Mahkemenin 25.04.2017 tarihli kararının süresi içinde davalı vekili tarafından temyiz edilmesi üzerine Dairece, diğer temyiz itirazlarının reddine karar verilerek, açılan davanın belirsiz alacak davası türlerinden kısmi eda külli tespit davası niteliğinde olduğu, Yargıtay İçtihatları Birleştirme Genel Kurulunun bozmadan sonra ıslah yapılamayacağına ilişkin 06.05.2016 tarihli ve 2015/1 Esas, 2016/1 Karar sayılı kararına göre bozmadan sonra yapılan ıslaha değer verilmemesi gerektiği, bozma sonrası ıslah olmayacağından Mahkemece anılan dilekçeye itibar edilerek karar verilmesinin hatalı olduğu, dava dilekçesinde talep edilenin tahsiline karar verilerek kalan miktarın ise tespiti ile yetinilmesi gerektiği gerekçesiyle bozulmasına karar verilmiştir.

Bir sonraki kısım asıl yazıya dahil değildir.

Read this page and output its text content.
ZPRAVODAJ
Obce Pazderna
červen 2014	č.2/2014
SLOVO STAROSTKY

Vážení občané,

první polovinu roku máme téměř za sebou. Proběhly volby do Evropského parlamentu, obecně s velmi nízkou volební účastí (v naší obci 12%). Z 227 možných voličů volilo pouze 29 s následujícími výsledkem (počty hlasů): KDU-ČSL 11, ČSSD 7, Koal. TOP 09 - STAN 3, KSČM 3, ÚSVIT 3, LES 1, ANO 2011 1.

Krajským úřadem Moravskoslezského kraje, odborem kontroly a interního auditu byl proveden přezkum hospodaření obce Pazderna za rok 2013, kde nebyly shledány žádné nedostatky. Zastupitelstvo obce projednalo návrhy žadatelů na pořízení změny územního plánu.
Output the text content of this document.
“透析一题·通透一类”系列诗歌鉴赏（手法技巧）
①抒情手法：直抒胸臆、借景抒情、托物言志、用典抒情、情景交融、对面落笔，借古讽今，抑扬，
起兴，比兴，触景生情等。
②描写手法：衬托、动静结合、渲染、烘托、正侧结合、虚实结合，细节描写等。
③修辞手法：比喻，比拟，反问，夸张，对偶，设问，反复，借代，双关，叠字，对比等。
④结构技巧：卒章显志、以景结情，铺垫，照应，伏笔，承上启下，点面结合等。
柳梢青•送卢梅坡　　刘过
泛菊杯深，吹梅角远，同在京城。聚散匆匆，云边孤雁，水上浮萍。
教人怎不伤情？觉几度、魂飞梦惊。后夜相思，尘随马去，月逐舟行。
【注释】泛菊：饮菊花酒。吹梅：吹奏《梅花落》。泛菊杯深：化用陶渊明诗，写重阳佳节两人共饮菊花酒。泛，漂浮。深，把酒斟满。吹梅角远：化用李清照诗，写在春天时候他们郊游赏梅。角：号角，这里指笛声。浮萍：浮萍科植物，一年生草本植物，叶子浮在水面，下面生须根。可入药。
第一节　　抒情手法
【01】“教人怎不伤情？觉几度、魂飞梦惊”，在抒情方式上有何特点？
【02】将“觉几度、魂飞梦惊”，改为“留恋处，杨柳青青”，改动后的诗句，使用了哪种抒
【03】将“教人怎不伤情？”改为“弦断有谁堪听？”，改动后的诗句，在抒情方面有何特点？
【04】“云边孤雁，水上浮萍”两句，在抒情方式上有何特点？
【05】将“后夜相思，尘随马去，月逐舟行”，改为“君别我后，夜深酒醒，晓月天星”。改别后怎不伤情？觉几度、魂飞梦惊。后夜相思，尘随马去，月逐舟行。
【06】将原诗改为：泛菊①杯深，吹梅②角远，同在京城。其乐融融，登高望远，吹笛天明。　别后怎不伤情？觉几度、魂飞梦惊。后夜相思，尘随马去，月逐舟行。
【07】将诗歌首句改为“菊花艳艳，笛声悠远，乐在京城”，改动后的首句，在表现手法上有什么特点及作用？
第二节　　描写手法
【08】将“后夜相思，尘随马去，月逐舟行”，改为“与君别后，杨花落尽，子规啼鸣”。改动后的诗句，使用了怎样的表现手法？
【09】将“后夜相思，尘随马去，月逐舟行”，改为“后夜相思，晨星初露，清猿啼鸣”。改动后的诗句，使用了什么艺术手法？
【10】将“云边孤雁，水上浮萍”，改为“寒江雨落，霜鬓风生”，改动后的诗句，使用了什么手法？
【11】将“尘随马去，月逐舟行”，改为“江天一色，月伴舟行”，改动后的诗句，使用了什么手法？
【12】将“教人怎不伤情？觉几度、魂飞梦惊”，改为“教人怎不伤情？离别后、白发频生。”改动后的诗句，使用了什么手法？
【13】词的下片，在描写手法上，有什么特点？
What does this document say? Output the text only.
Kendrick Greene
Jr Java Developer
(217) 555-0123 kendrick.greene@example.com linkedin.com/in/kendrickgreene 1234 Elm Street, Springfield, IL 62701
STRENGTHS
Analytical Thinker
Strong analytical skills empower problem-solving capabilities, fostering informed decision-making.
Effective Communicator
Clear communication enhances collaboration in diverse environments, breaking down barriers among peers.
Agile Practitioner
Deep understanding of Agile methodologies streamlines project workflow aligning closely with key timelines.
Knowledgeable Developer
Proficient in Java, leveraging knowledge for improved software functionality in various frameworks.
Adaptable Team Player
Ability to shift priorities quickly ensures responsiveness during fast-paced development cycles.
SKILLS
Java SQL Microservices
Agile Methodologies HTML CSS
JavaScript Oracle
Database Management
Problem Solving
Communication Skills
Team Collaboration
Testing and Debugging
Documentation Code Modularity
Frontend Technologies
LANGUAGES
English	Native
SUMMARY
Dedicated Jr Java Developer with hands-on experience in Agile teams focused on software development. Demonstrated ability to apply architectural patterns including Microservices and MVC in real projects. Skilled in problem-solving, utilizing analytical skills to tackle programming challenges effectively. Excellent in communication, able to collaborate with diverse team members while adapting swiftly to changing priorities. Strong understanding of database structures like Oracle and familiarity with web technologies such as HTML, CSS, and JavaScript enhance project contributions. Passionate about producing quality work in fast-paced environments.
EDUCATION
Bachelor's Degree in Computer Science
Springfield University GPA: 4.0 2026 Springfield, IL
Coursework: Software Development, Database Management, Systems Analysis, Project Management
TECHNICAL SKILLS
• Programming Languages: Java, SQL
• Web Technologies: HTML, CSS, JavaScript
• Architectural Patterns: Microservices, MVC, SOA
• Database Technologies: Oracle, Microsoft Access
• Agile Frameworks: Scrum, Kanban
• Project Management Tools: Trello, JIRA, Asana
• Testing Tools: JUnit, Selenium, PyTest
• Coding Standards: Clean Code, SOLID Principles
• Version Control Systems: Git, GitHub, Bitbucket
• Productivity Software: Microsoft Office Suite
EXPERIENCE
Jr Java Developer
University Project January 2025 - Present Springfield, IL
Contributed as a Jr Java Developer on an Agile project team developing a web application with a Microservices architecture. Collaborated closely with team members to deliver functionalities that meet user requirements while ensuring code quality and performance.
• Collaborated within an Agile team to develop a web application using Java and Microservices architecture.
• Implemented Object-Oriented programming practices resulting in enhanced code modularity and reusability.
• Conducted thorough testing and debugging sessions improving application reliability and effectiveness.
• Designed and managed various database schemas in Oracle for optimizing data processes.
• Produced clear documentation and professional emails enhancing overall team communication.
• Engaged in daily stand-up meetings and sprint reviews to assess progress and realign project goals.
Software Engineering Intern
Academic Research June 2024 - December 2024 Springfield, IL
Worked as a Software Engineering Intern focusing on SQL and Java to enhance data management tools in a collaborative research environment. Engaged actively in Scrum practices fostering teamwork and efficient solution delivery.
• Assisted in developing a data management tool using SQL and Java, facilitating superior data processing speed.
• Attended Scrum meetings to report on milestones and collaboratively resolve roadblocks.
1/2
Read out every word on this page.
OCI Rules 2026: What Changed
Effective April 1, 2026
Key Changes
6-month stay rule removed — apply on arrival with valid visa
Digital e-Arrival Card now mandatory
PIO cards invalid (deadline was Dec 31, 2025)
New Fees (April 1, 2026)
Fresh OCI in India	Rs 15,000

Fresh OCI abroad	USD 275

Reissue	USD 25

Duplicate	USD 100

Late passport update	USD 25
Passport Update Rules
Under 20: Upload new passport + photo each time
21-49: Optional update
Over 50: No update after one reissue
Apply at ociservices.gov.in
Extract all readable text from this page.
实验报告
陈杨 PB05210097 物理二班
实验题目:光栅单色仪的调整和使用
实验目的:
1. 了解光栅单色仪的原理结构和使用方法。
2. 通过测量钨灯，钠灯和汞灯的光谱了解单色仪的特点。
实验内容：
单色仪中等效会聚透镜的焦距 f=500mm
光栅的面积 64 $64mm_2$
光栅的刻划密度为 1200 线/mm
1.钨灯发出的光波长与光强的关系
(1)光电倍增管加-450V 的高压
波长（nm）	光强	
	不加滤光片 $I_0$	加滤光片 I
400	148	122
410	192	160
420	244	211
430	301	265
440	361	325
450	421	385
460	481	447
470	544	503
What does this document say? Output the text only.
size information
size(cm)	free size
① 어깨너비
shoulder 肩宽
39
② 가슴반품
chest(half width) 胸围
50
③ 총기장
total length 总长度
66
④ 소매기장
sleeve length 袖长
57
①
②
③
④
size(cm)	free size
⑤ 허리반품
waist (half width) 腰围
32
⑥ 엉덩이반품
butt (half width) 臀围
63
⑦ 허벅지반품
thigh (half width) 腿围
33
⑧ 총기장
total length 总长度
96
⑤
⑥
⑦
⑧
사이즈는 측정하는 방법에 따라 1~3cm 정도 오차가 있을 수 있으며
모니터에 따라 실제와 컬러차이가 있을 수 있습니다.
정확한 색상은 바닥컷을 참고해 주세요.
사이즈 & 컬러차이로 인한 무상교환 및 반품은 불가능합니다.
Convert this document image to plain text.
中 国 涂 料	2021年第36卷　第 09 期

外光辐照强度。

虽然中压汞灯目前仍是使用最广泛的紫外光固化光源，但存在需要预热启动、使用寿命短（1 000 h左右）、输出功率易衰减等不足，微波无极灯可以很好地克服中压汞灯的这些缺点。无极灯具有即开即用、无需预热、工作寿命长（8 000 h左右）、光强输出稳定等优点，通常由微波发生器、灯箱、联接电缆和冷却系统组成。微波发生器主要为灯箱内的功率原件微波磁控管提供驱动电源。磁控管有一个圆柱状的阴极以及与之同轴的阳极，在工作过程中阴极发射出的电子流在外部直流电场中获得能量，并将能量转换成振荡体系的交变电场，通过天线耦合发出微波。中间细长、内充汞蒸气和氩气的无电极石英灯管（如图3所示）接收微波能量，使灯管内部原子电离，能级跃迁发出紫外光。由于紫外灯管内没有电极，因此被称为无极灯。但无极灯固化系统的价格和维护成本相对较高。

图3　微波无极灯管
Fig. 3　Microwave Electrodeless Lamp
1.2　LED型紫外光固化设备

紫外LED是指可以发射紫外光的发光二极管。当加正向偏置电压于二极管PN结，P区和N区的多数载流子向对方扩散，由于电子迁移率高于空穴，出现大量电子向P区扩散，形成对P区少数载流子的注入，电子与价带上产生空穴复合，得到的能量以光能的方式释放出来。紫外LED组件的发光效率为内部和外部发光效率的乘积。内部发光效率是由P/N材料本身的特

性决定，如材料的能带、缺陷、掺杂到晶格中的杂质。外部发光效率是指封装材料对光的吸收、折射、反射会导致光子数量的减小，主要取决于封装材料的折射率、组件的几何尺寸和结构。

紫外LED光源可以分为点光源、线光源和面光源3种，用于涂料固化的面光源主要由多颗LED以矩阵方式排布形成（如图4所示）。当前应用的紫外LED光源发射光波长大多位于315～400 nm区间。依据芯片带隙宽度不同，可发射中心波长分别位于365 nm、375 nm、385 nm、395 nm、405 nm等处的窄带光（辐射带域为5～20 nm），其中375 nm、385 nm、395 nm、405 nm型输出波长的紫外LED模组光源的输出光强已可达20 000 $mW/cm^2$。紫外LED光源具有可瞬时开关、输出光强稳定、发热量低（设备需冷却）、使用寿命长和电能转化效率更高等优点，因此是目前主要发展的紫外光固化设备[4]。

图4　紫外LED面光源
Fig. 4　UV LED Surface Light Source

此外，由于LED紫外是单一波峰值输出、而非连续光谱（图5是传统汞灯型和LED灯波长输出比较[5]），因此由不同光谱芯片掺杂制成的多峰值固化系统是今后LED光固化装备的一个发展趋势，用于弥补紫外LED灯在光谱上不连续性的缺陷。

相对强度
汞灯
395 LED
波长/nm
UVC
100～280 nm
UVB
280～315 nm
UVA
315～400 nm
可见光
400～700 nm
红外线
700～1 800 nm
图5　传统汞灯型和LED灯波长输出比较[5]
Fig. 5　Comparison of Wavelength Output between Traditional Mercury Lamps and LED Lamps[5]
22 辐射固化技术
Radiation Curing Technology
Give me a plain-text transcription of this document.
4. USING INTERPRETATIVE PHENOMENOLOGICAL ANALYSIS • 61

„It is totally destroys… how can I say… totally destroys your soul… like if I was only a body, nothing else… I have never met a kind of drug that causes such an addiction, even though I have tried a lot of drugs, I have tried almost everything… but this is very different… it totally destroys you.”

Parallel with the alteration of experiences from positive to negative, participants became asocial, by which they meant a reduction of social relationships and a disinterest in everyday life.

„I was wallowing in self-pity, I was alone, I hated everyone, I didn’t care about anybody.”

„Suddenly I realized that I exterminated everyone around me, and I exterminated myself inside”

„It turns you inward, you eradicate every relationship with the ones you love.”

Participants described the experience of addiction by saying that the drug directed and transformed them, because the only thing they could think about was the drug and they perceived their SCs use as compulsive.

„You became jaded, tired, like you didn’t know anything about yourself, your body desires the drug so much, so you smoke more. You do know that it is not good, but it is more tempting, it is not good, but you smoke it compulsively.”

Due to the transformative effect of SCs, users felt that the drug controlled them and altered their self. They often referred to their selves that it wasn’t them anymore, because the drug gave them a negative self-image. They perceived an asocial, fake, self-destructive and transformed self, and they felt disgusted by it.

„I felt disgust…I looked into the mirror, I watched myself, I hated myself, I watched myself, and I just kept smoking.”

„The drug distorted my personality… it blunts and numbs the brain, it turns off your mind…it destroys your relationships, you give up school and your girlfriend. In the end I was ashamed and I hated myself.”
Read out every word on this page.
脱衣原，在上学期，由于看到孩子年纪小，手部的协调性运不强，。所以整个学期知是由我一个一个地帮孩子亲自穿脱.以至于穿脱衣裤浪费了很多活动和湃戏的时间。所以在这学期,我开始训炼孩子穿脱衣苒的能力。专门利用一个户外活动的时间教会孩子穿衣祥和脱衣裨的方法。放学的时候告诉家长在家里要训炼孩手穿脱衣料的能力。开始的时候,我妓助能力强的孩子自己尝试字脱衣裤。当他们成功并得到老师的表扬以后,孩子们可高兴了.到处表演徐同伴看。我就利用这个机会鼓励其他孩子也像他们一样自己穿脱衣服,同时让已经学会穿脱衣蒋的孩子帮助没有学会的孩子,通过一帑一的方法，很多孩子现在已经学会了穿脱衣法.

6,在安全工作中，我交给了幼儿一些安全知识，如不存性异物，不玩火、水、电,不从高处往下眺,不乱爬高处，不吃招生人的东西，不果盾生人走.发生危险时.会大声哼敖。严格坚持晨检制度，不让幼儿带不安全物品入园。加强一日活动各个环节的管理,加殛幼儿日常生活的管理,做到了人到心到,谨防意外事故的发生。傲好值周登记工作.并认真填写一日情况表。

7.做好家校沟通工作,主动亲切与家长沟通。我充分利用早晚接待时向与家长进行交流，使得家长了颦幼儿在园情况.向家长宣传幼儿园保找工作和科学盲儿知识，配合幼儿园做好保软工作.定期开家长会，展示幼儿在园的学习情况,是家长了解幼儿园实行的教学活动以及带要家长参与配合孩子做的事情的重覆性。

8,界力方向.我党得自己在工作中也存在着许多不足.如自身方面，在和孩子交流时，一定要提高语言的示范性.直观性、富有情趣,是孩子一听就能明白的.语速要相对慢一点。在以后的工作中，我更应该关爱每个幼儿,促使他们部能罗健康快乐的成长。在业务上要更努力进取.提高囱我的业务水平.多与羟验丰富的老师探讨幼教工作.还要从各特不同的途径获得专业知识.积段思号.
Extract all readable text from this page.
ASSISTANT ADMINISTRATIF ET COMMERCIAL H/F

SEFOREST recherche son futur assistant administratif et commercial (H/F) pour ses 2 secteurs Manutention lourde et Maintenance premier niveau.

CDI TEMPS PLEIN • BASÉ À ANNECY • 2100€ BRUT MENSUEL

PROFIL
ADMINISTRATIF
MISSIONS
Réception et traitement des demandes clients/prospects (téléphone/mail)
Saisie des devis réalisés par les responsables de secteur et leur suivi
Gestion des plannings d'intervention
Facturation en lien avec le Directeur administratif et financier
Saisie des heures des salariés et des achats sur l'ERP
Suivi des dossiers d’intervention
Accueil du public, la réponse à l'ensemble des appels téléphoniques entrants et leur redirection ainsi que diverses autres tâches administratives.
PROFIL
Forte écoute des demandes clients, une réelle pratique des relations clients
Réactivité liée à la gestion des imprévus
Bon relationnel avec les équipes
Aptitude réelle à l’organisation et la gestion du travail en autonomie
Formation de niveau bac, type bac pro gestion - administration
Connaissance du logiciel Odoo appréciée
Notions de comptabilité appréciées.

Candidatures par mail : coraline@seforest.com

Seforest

Mahkemenin yukarıda tarih ve sayısı belirtilen kararı ile; davanın kısmi eda külli tespit davası niteliğinde olduğu, sonradan miktarın arttırılmasının ıslah niteliğinde olduğu, Yargıtay İçtihadı Birleştirme Genel Kurulunun bozmadan sonra ıslah yapılamayacağına ilişkin 06.05.2016 tarihli ve 2015/1 Esas, 2016/1 Karar sayılı kararına göre Yargıtay bozma ilâmından sonra yapılan ıslaha değer verilemeyeceği gerekçesiyle davanın kısmen kabulüne karar verilmiştir.

V. TEMYİZ

A. Temyiz Sebepleri

Davacı vekili temyiz dilekçesinde:

a. Davanın belirsiz alacak davası olarak açıldığını,

b. Harç tamamlama işlemi ıslah kabul edilerek Yargıtay kararı sonrası ıslah yapılamayacağından bahisle dava dilekçesinde talep edilen miktarlar üzerinden karar verilmesinin hatalı olduğunu,

c. Davanın bilirkişi raporundaki hesaplara göre kabulü gerektiğini,

d. Aynı dilekçelerle oluşturdukları bir kısım davalarda harç tamamlama miktarları üzerinden davanın kabulüne karar verildiğini beyan etmektedir.

B. Değerlendirme ve Gerekçe

Dosya içeriğine, bozmanın mahiyeti ve kapsamına göre taraflar arasındaki uyuşmazlık, davacının alacaklarının bozma ilâmında belirtildiği şekilde hüküm altına alınıp alınmadığına ilişkindir.

Mahkemelerin nihai kararlarının bozulması 6100 sayılı Hukuk Muhakemeleri Kanunu'nun geçici 3/2 hükmü atfıyla uygulanmasına devam olunan mülga 1086 sayılı Hukuk Usulü Muhakemeleri Kanunu'nun 428. maddesi ile 439/2 hükmünde yer alan sebeplerden birinin varlığı hâlinde mümkündür.

Temyizen incelenen Mahkeme kararının bozmaya uygun olduğu, kararda ve kararın gerekçesinde hukuk kurallarının somut olaya uygulanmasında bir isabetsizlik bulunmadığı, bozmaya uyulmakla karşı taraf yararına kazanılmış hak durumunu oluşturan yönlerin ise yeniden incelenmesine hukukça imkân bulunmadığı anlaşılmakla; temyiz dilekçesinde ileri sürülen nedenler kararın bozulmasını gerektirecek nitelikte görülmemiştir.

VI. KARAR

Açıklanan sebeple;

Davacı vekilinin yerinde görülmeyen tüm temyiz itirazlarının reddi ile usul ve kanuna uygun olan kararın ONANMASINA,

Aşağıda yazılı temyiz giderinin temyiz edene yükletilmesine,

Dosyanın Mahkemesine gönderilmesine,

13.01.2025 tarihinde oy birliğiyle karar verildi.